Last week, Helen from Shellock called an ambulance and sat with an elderly lady who had been knocked unconscious after falling on an escalator.  Emergency services were unable to provide an ETA on when an ambulance would arrive.  In the end it was nearly an hour.  Having been instructed not to move her (to prevent further injury), this elderly lady was stuck on an escalator for nearly an hour until medical help arrived.  It was a horribly long time.  It seems to defy logic that what should be deemed to be an essential service alongside our police and fire services, relies on donations as a funding model.  We are talking about lives.  Why are we not prioritising having our emergency response ambulances fully government funded?  (Anecdotally the answer may fall somewhere in the mix of the current providers not wanting to lose their independence over budgets and systems).  But it seems a logical question to ask, should this not be about what is best for the people?  The Māori proverb spoken by Meri Ngāroto could be noted to highlight this: “He aha te mea nui o te ao?
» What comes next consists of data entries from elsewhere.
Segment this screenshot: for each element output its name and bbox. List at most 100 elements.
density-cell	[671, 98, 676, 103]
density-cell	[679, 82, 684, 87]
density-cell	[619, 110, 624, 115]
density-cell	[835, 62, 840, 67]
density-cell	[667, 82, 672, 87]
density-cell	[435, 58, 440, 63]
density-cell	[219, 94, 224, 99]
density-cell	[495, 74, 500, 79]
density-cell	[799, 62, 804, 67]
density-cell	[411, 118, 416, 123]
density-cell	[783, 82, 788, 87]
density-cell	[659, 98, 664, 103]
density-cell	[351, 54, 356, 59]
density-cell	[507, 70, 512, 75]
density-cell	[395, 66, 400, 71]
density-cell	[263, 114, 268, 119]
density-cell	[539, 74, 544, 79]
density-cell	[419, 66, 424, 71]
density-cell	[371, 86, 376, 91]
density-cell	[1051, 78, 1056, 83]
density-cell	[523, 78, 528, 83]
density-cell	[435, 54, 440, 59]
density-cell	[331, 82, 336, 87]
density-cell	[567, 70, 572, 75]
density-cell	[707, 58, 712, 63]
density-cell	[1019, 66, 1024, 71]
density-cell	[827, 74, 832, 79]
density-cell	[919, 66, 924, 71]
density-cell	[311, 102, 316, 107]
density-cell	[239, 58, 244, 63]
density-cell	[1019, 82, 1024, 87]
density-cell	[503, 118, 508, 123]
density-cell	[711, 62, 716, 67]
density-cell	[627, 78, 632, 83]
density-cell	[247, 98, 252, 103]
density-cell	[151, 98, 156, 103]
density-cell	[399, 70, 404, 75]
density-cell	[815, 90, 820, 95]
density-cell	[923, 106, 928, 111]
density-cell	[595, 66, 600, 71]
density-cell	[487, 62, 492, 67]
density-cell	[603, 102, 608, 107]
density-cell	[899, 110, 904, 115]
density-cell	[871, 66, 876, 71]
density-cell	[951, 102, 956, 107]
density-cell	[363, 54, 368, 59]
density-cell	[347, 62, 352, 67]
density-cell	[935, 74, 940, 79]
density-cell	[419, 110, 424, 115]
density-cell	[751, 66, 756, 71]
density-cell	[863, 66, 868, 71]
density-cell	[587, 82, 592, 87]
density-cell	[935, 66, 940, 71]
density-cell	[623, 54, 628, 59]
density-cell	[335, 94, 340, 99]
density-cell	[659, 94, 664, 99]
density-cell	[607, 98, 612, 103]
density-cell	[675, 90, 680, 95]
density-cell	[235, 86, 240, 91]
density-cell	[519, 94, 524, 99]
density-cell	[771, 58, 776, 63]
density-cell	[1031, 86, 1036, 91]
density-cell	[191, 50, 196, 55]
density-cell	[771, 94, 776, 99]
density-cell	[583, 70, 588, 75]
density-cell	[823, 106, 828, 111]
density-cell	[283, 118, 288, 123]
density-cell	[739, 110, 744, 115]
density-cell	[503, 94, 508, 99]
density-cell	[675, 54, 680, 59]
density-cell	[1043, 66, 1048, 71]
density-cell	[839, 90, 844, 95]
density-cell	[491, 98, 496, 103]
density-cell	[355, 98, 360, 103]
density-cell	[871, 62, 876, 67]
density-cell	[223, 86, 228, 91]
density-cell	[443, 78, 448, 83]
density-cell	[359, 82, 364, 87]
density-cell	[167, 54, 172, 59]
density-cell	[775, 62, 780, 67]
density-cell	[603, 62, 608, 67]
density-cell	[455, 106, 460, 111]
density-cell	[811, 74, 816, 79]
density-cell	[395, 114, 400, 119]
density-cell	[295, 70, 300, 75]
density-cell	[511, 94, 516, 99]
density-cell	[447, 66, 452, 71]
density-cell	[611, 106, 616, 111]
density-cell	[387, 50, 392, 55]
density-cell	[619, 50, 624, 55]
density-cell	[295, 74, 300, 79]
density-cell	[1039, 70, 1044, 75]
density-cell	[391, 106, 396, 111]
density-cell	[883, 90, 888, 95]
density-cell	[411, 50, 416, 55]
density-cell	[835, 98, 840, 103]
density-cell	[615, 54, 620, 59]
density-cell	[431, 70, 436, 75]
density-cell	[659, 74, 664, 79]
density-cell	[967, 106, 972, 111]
He tangata, he tangata, he tangata.” (What is the most important thing in the world? It is the people, it is the people, it is the people).


The 2021 Budget is an attempt to start playing catch up on the debt we incurred to keep us afloat during lockdown, a bit like the old wall clock’s chimes trying to catch up with real time.  We hope for stimulus, to promote business, productivity, investment and growth, and we hope for investment where it’s needed, the health system in general (beyond Covid), mental health, reducing poverty and improving education and infrastructure etc.  But “balance” is the word of the day.  Despite this pandemic, the economy has kept on rolling on – like the wall clock, 100 years from when it was made, restored and chiming proudly (thanks to Grant Hay, the Clock Doc and David Fleck, Form Furniture).  The hands of time keep moving (even though they can sometimes get out of kilter).